ORV CHAPTER 4. EPISODE 1 - OPSI BERBAYAR DIMULAI (4)

 Disclaimer: Ini cuma terjemahan suka-suka. Of course ini bukan novel punya saya.

*****

Aku tersenyum saat melihatnya, bahkan aku harus mengusap mata beberapa kali untuk memastikan jika file itu benar-benar nyata. Itu adalah file TXT. Kalau begitu orang ini… apa hadiah yang diberikan penulis adalah kopian dari ‘Cara Bertahan Hidup’?

[Kau berhasil mendapatkan atribut eksklusif.]

[Slot atribut eksklusif berhasil diaktifasi.]
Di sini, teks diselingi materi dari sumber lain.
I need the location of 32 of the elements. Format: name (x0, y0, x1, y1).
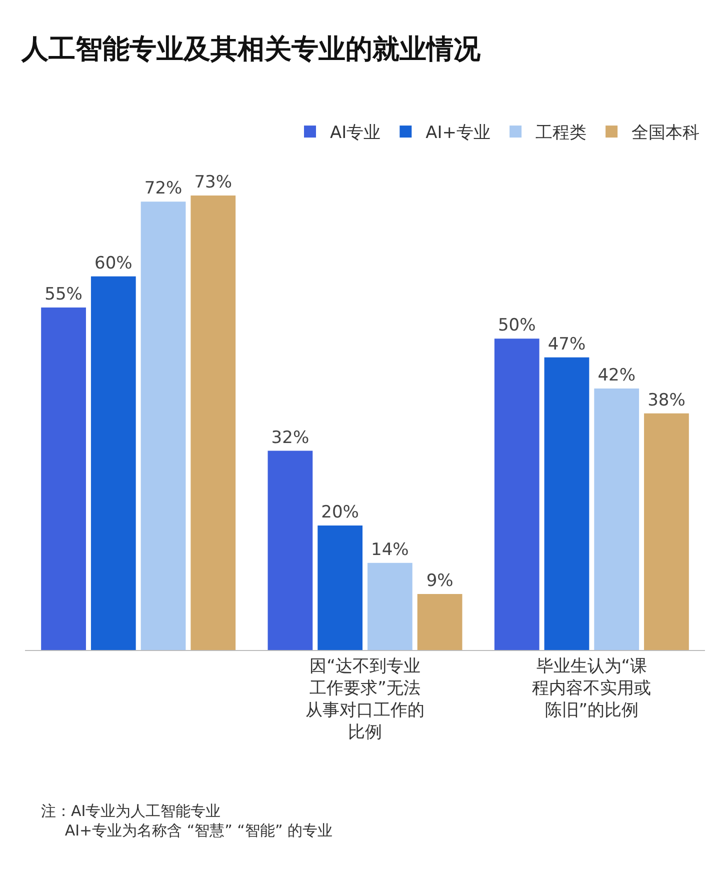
bar (644, 413, 689, 650)
bar (41, 308, 86, 650)
data-label: 72% (144, 178, 182, 199)
bar (140, 202, 186, 650)
legend-label: AI专业 (330, 123, 381, 144)
data-label: 32% (271, 428, 310, 448)
data-label: 14% (371, 540, 409, 560)
bar (417, 594, 462, 650)
data-label: 47% (548, 334, 586, 354)
x-tick-label: 毕业生认为“课程内容不实用或陈旧”的比例 (532, 656, 652, 721)
bar (544, 357, 590, 650)
data-label: 73% (194, 172, 232, 192)
text: 注：AI专业为人工智能专业 AI+专业为名称含 “智慧” “智能” 的专业 (41, 802, 332, 840)
bar (268, 450, 313, 650)
legend-label: 工程类 (536, 123, 587, 144)
bar (318, 525, 363, 650)
legend-label: 全国本科 (632, 123, 700, 144)
data-label: 50% (498, 316, 536, 336)
data-label: 42% (598, 365, 636, 386)
bar (367, 562, 412, 650)
data-label: 60% (94, 253, 132, 274)
bar (594, 388, 640, 650)
bar (494, 338, 540, 650)
bar (190, 195, 236, 650)
data-label: 55% (44, 284, 82, 305)
legend-label: AI+专业 (426, 123, 491, 144)
data-label: 20% (321, 502, 359, 522)
data-label: 38% (648, 390, 686, 410)
bar (90, 276, 136, 650)
x-tick-label: 因“达不到专业工作要求”无法从事对口工作的比例 (306, 656, 424, 743)
chart-title: 人工智能专业及其相关专业的就业情况 (20, 34, 482, 66)
data-label: 9% (426, 570, 454, 591)
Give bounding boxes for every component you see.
Beberapa pesan muncul setelah aku membuka file itu. Tidak mengejutkan jika dunia nyata memang telah berubah menjadi dunia dalam novel ‘Cara Bertahan Hidup’, dan seingatku semua survivor memang memiliki atribut dan skill mereka masing-masing.

Aku mengucapkan ‘Jendela Atribut’ dalam kepalaku. Aku harus mengetahui atribut apa yang baru saja kuterima.

[Kau tidak bisa mengaktifkan Jendela Atribut.]

Apa? Aku mencoba memanggil Jendela Atribut sekali lagi, tapi hasilnya tetap sama.

Aneh. Apa ada sesuatu yang seperti ini dalam novel? Jika aku tidak bisa menggunakan Jendela Atribut, aku tidak bisa tahu atribut apa yang kumiliki.

Mengenali kemampuan diri sendiri dan musuh bisa membuatmu tidak terkalahkan. Tapi dalam situasi dimana aku saja tidak bisa mengenali diriku sendiri, bagaimana bisa aku mengetahui kemampuan musuhku?

Setelah menatap langit-langit selama beberapa saat, aku menyerah dan mulai membaca tulisan yang dikirimkan penulis untukku.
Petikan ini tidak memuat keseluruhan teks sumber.